Kreativitas − meliputi ide, gagasan, bakat, dan talenta – menjadi sumber daya utama dari pergerakan Ekraf. Pasalnya, kreativitas merupakan pondasi dari terciptanya produk-produk kreatif yang benar-benar memiliki keunikan dan value (nilai). Ini menjadi peluang bagi masyarakat Desa yang kaya dengan kebudayaan lokalnya yang unik seperti kuliner, kriya, fashion, permainan tradisional, musik, dan arsitektur. Di mana produk-produk budaya ini punya ciri khas yang tidak dimiliki oleh masyarakat dari daerah lain. Apalagi pengembangan Ekraf ini berada pada momentum yang tepat di saat teknologi mengalami petumbuhan pesat. Sehingga, pemanfaatan teknologi yang tepat guna dapat mendorong promosi dan pemasaran produk-produk kreatif masyarakat Desa hingga sampai ke tangan konsumen dengan baik.
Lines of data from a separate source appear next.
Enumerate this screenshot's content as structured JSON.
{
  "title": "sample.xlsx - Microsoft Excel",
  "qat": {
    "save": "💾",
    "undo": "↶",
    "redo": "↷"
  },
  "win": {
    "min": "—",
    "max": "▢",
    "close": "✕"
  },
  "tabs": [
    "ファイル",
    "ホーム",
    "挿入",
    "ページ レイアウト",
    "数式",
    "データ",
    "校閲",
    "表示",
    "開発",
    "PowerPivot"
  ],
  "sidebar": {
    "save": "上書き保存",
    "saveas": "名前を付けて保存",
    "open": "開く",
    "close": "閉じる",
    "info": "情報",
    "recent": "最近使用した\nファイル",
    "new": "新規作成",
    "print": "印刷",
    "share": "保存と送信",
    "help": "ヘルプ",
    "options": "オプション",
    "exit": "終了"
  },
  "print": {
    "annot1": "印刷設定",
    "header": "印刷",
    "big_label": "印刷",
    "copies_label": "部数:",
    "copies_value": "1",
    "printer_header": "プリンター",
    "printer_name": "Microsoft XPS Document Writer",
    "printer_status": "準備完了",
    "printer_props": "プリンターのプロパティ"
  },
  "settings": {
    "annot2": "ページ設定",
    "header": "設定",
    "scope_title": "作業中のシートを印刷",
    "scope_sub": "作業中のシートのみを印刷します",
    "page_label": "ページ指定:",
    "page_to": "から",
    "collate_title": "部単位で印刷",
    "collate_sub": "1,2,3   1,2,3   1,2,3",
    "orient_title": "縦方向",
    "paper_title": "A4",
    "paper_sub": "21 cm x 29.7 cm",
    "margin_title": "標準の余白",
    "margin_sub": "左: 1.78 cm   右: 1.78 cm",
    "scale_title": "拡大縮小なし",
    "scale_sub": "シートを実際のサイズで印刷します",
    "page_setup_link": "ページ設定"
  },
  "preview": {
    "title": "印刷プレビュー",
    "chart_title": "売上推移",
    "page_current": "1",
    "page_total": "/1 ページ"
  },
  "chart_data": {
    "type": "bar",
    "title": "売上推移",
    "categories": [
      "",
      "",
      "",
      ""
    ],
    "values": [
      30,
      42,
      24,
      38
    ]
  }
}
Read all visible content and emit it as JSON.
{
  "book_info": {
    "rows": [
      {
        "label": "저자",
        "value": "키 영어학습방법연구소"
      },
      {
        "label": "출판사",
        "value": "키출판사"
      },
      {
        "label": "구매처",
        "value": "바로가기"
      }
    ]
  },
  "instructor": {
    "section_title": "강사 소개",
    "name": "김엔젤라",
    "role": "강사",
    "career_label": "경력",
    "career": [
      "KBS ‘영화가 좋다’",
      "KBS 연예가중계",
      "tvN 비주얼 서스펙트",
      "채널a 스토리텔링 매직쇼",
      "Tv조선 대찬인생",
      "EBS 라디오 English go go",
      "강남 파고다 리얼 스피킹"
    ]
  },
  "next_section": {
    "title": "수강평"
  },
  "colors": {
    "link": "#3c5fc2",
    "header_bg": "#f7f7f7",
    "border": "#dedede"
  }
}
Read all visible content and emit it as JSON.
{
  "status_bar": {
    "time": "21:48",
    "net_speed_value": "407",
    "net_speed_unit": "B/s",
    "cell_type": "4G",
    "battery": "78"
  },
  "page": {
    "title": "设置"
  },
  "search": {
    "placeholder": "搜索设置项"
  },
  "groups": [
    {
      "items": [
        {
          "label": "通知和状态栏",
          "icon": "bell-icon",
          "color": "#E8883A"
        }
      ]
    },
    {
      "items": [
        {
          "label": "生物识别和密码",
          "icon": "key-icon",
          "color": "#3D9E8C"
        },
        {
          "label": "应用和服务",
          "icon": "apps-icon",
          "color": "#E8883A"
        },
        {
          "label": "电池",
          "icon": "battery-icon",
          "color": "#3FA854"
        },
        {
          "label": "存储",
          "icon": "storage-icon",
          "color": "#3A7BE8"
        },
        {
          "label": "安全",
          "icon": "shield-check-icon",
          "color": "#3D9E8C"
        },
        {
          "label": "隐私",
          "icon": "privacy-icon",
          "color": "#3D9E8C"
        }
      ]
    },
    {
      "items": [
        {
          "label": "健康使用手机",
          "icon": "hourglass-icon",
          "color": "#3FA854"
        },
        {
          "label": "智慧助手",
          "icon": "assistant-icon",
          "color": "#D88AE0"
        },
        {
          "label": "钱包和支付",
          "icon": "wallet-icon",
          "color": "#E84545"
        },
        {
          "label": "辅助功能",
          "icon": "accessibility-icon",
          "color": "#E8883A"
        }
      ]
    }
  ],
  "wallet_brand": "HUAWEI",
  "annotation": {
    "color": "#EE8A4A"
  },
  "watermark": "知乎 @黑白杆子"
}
Namun, untuk membangun ekosisten ekonomi berkelanjutan dari subsektor Ekraf tidak cukup jika hanya mengandalkan kreativitas dan teknologi saja. Perlu adanya strategi usaha yang harus dibangun secara tepat, agar ekosistem ini mampu bertahan lama serta memberikan kesetaraan dan kontribusi kepada masyarakat Desa secara umum. Beberapa hal penting seperti branding usaha (personal dan product branding), service dan fasilitas yang diberikan kepada konsumen, kualitas produk/jasa, serta manajamen dan kerjasama harus dibangun secara kolektif. Supaya antar pelaku usaha kreatif dapat saling mengisi kekurangannya dengan hal-hal baru dan inovatif. Sehingga, pengembangan Ekraf di Desa tidak hanya menjadi project jangka pendek, namun dapat berjalan secara sustainable dalam jangka panjang dengan arah yang jelas untuk mewujudkan kesejahteraan masyarakat Desa.